At the 1796 Haridwar Kumbh, the Sikh contingent at the mela included a large number of Udasi ascetics, who were accompanied by around 12,000-14,000 Khalsa cavalrymen. The cavalry was led by Sahib Singh of Patiala, Rai Singh Bhangi, and Sher Singh Bhangi. The Sikh soldiers encamped at Jwalapur, while the Udasis chose a place close to the festival site for their camp. The Udasi chief erected their flag on the selected site, without taking permission from the Gosain mahant. The Nirmalas and Udasis made encampments, pitched their flags, and started an akhand path of the Guru Granth Sahib three days before the kumbh officially started.

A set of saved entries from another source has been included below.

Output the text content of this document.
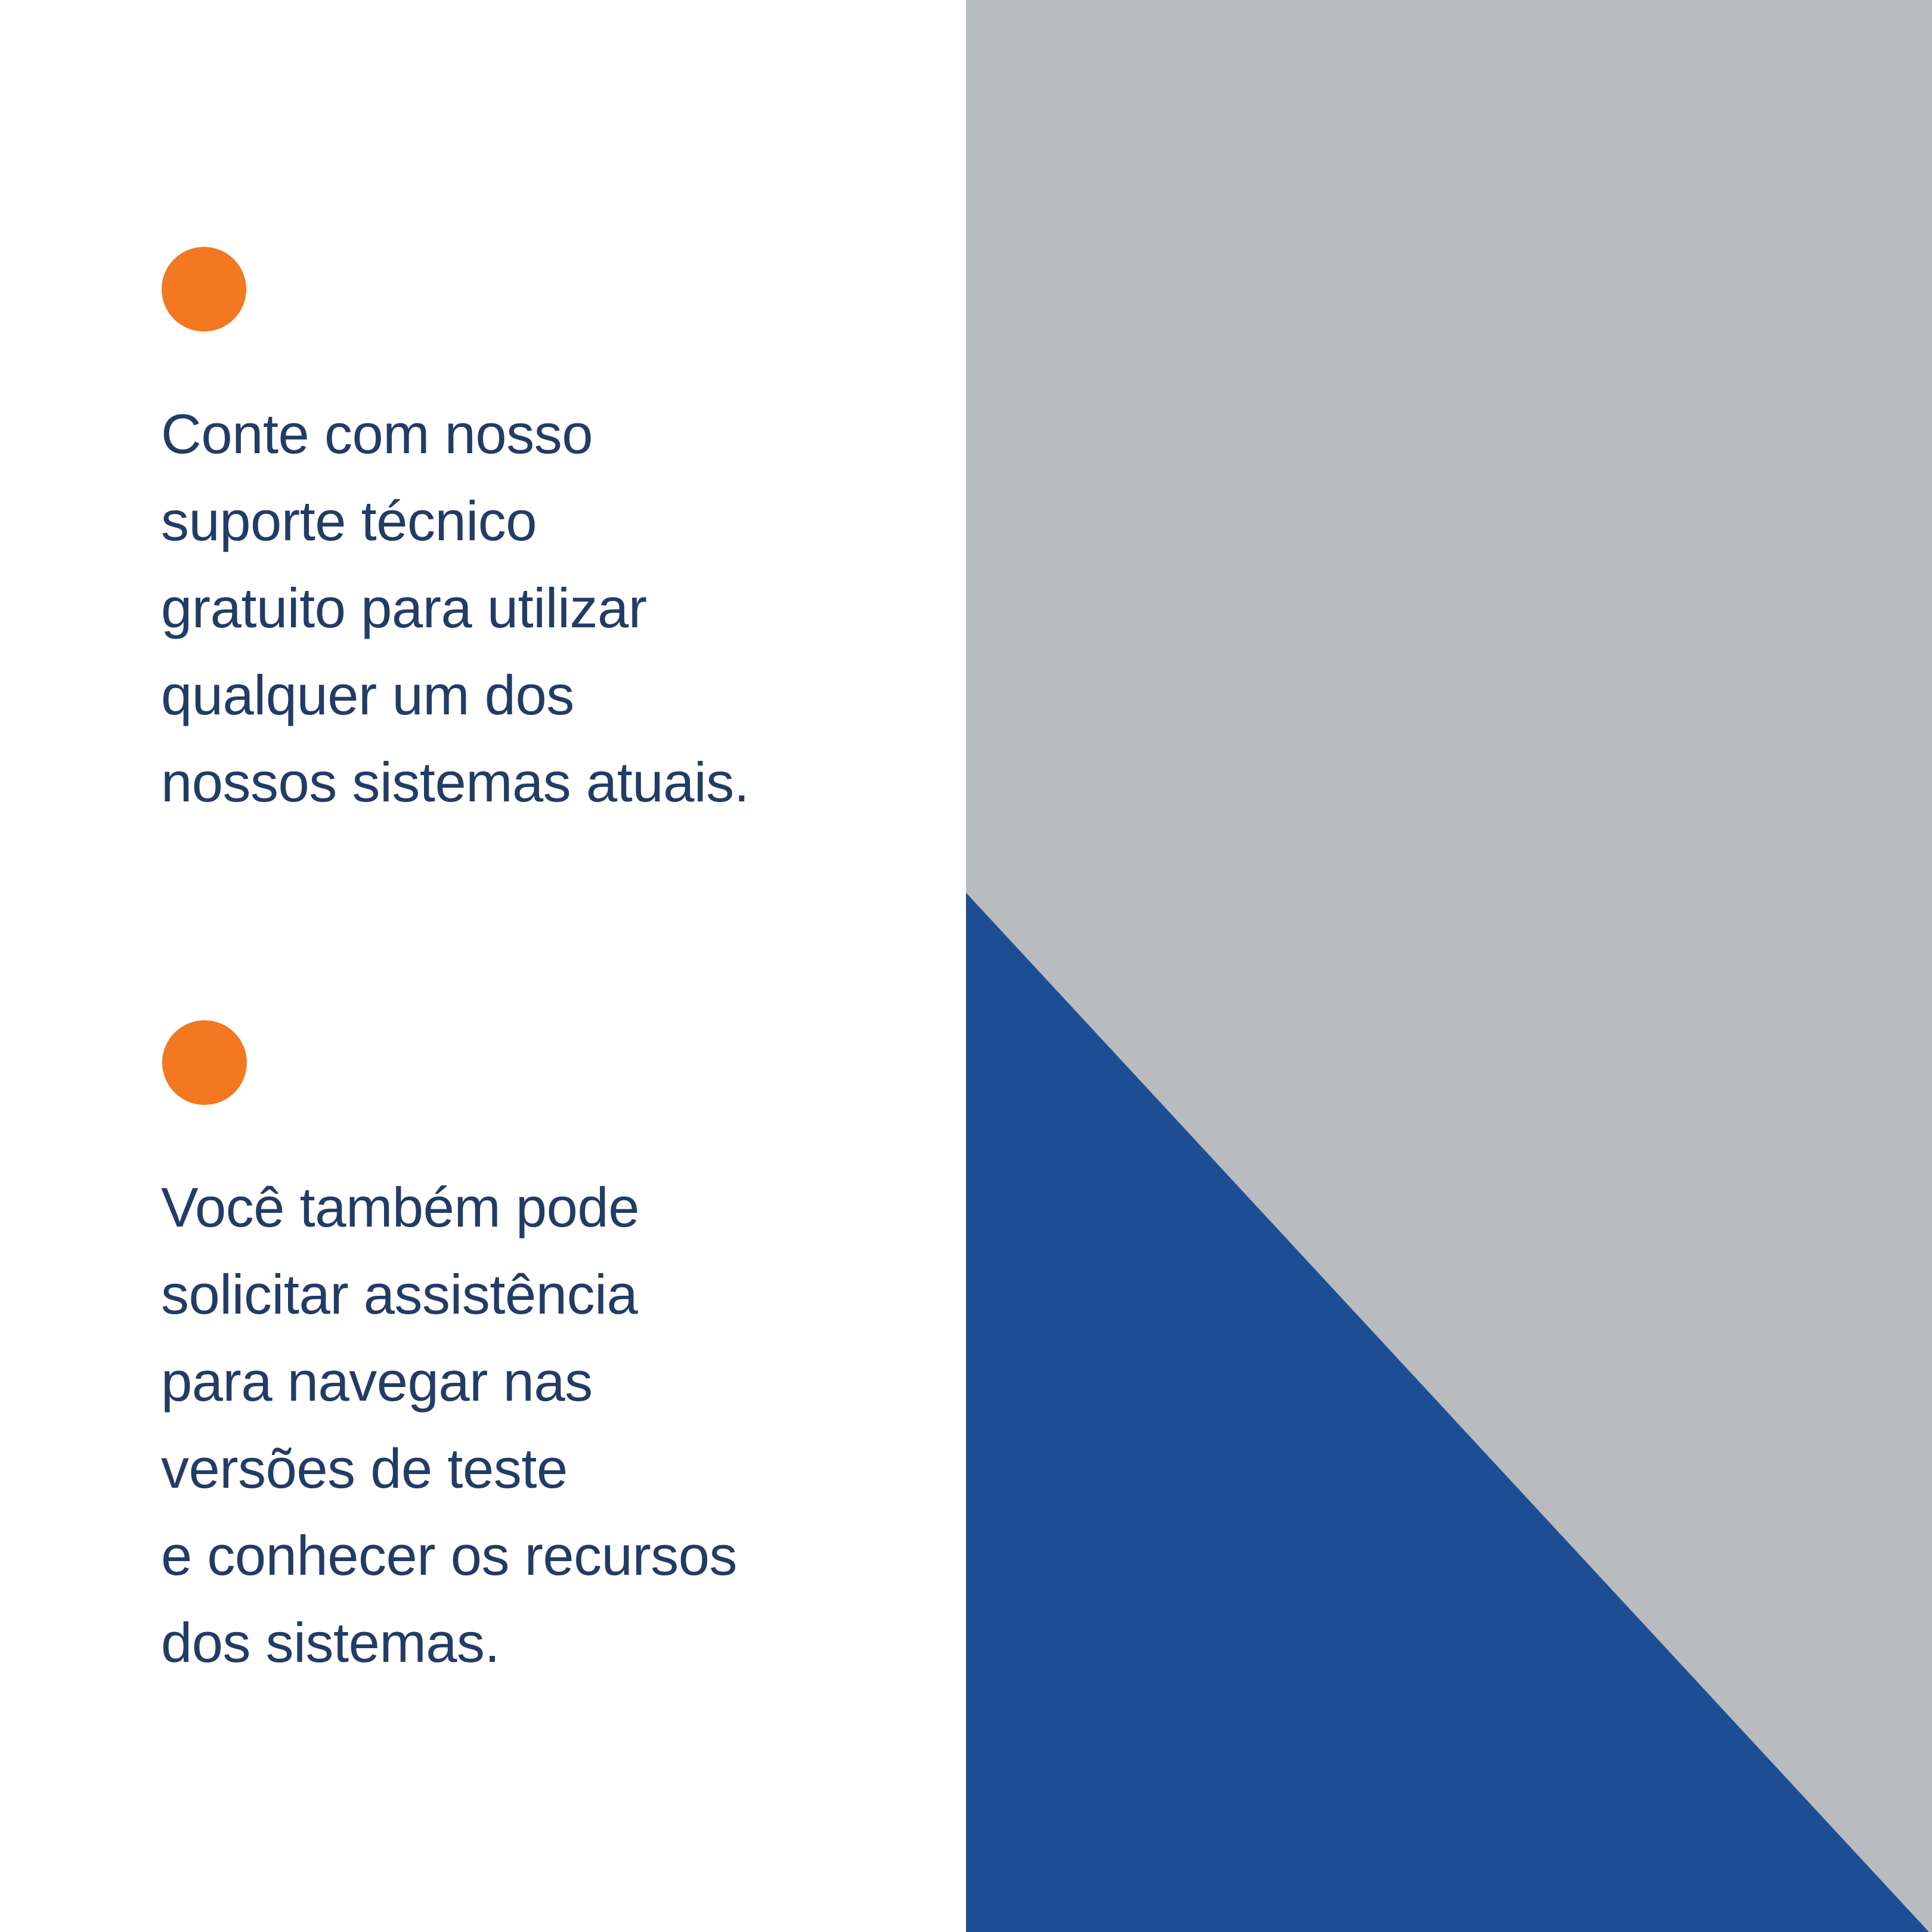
Conte com nosso
suporte técnico
gratuito para utilizar
qualquer um dos
nossos sistemas atuais.
Você também pode
solicitar assistência
para navegar nas
versões de teste
e conhecer os recursos
dos sistemas.
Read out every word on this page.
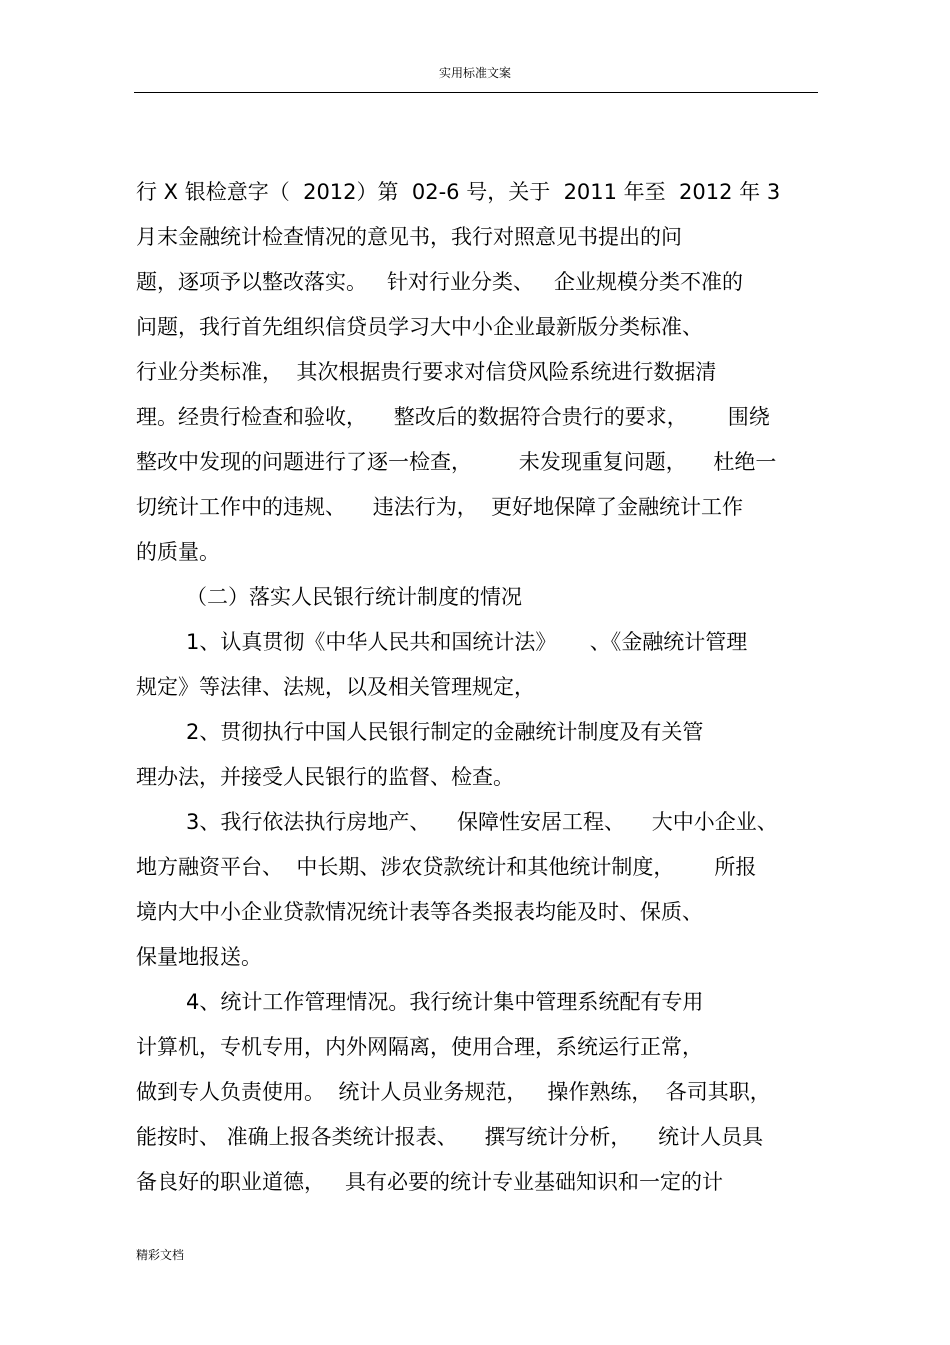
实用标准文案
行 X 银检意字（  2012）第  02-6 号，关于  2011 年至  2012 年 3
月末金融统计检查情况的意见书，我行对照意见书提出的问
题，逐项予以整改落实。   针对行业分类、   企业规模分类不准的
问题，我行首先组织信贷员学习大中小企业最新版分类标准、
行业分类标准，  其次根据贵行要求对信贷风险系统进行数据清
理。经贵行检查和验收，    整改后的数据符合贵行的要求，      围绕
整改中发现的问题进行了逐一检查，       未发现重复问题，    杜绝一
切统计工作中的违规、    违法行为，  更好地保障了金融统计工作
的质量。
（二）落实人民银行统计制度的情况
1、认真贯彻《中华人民共和国统计法》     、《金融统计管理
规定》等法律、法规，以及相关管理规定，
2、贯彻执行中国人民银行制定的金融统计制度及有关管
理办法，并接受人民银行的监督、检查。
3、我行依法执行房地产、    保障性安居工程、    大中小企业、
地方融资平台、  中长期、涉农贷款统计和其他统计制度，      所报
境内大中小企业贷款情况统计表等各类报表均能及时、保质、
保量地报送。
4、统计工作管理情况。我行统计集中管理系统配有专用
计算机，专机专用，内外网隔离，使用合理，系统运行正常，
做到专人负责使用。  统计人员业务规范，   操作熟练，  各司其职，
能按时、 准确上报各类统计报表、    撰写统计分析，    统计人员具
备良好的职业道德，   具有必要的统计专业基础知识和一定的计
精彩文档
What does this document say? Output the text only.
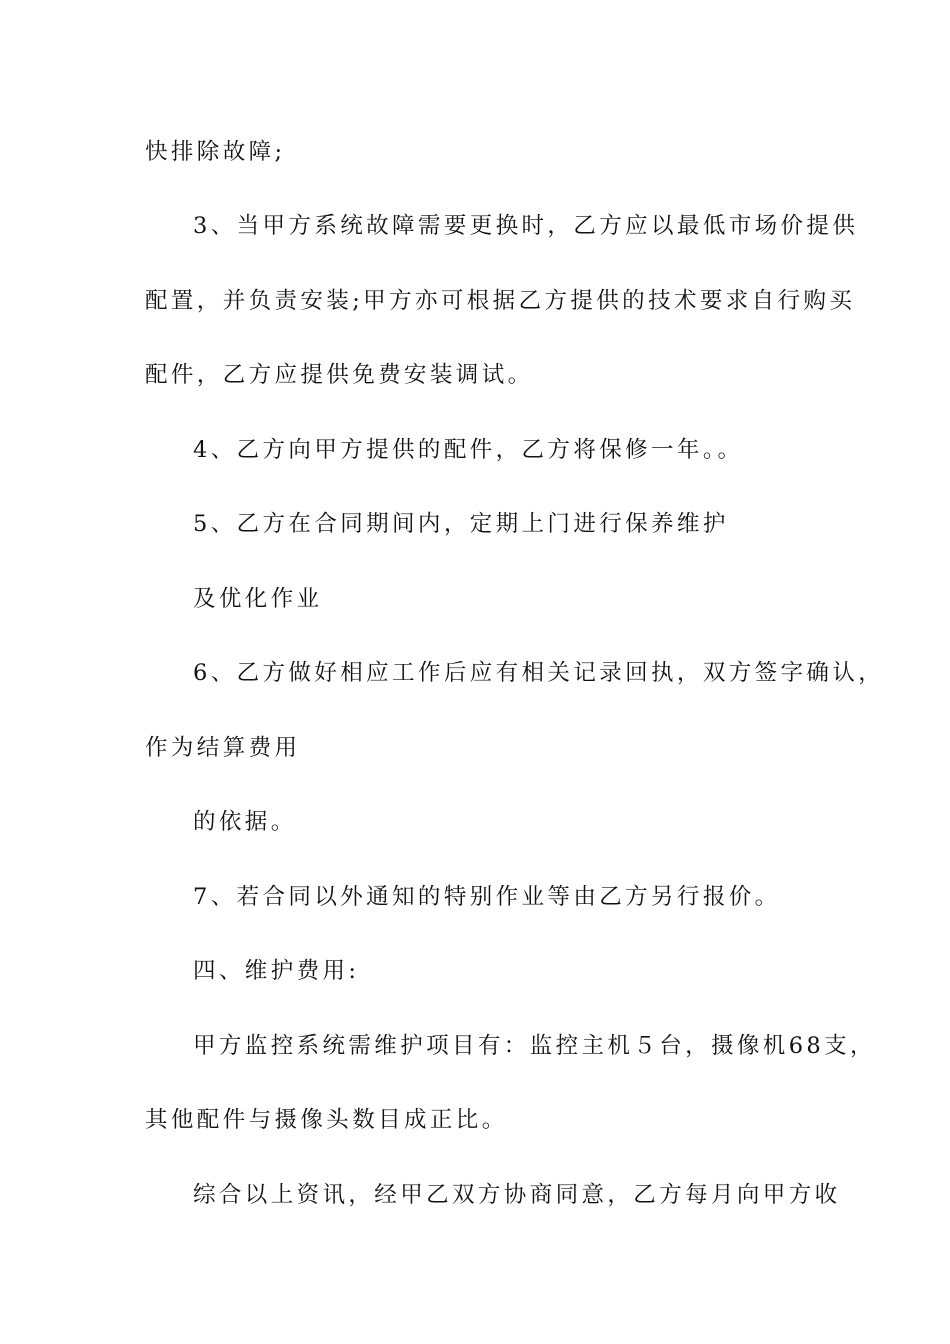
快排除故障;
3、当甲方系统故障需要更换时，乙方应以最低市场价提供
配置，并负责安装;甲方亦可根据乙方提供的技术要求自行购买
配件，乙方应提供免费安装调试。
4、乙方向甲方提供的配件，乙方将保修一年。。
5、乙方在合同期间内，定期上门进行保养维护
及优化作业
6、乙方做好相应工作后应有相关记录回执，双方签字确认，
作为结算费用
的依据。
7、若合同以外通知的特别作业等由乙方另行报价。
四、维护费用:
甲方监控系统需维护项目有：监控主机５台，摄像机68支，
其他配件与摄像头数目成正比。
综合以上资讯，经甲乙双方协商同意，乙方每月向甲方收
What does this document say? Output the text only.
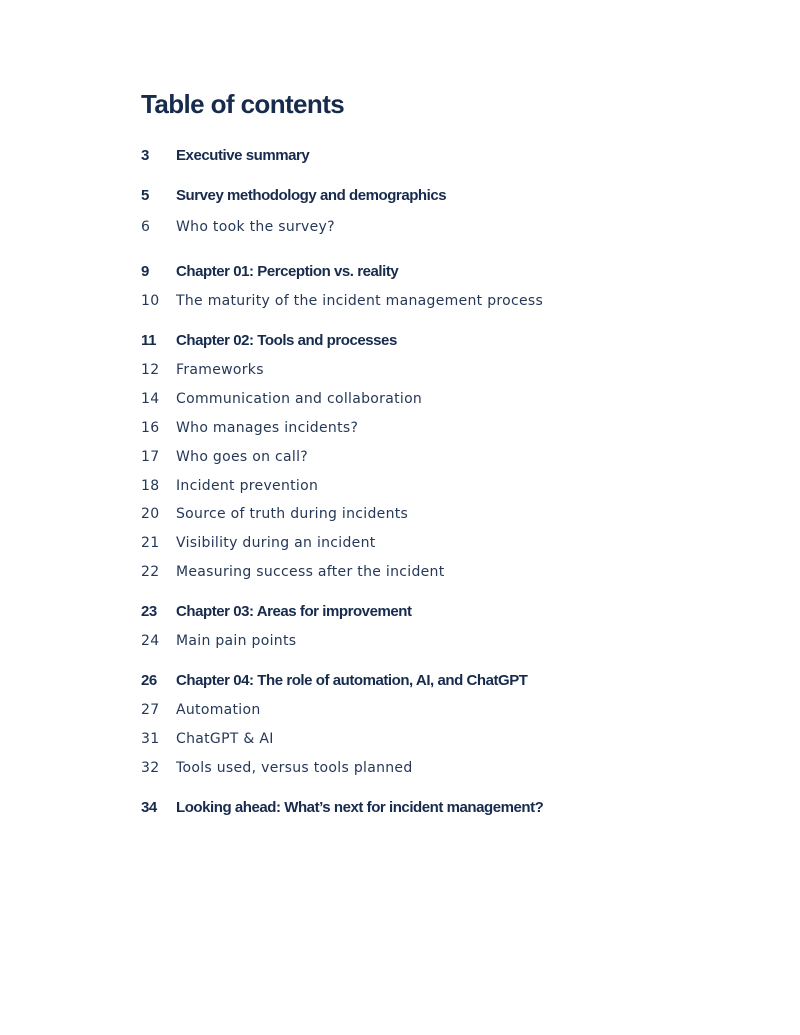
Table of contents
3	Executive summary
5	Survey methodology and demographics
6	Who took the survey?
9	Chapter 01: Perception vs. reality
10	The maturity of the incident management process
11	Chapter 02: Tools and processes
12	Frameworks
14	Communication and collaboration
16	Who manages incidents?
17	Who goes on call?
18	Incident prevention
20	Source of truth during incidents
21	Visibility during an incident
22	Measuring success after the incident
23	Chapter 03: Areas for improvement
24	Main pain points
26	Chapter 04: The role of automation, AI, and ChatGPT
27	Automation
31	ChatGPT & AI
32	Tools used, versus tools planned
34	Looking ahead: What’s next for incident management?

They also refused to pay the customary pilgrimage tax of eight annas to one rupees per pilgrim to the nagas, as they claimed only Hindu pilgrims were required to pay it but they were Sikhs and thus were not mandated to pay.

This drew the criticism of the Gosains, who attacked the Udasis and Nirmalas, stopped their recitation of the Guru Granth Sahib and either burnt their flag. They also plundered the Udasi camp. Word of this incident reached the Khalsa Sikhs when the Udasi chief complained to Sahib Singh of Patiala, with the Khalsa Sikhs cremating the remains of the slaughtered Udasis, installed a new flag, and finished the akhand path of the Guru Granth Sahib. The three Sikh chiefs held a meeting, and sent a vakeel (agent) to the Gosain mahants, demanding retribution for the plundered material, plus free access to the river. The chief Mahant agreed to the Sikh demands, and there was no confrontation between the two groups over the next few days.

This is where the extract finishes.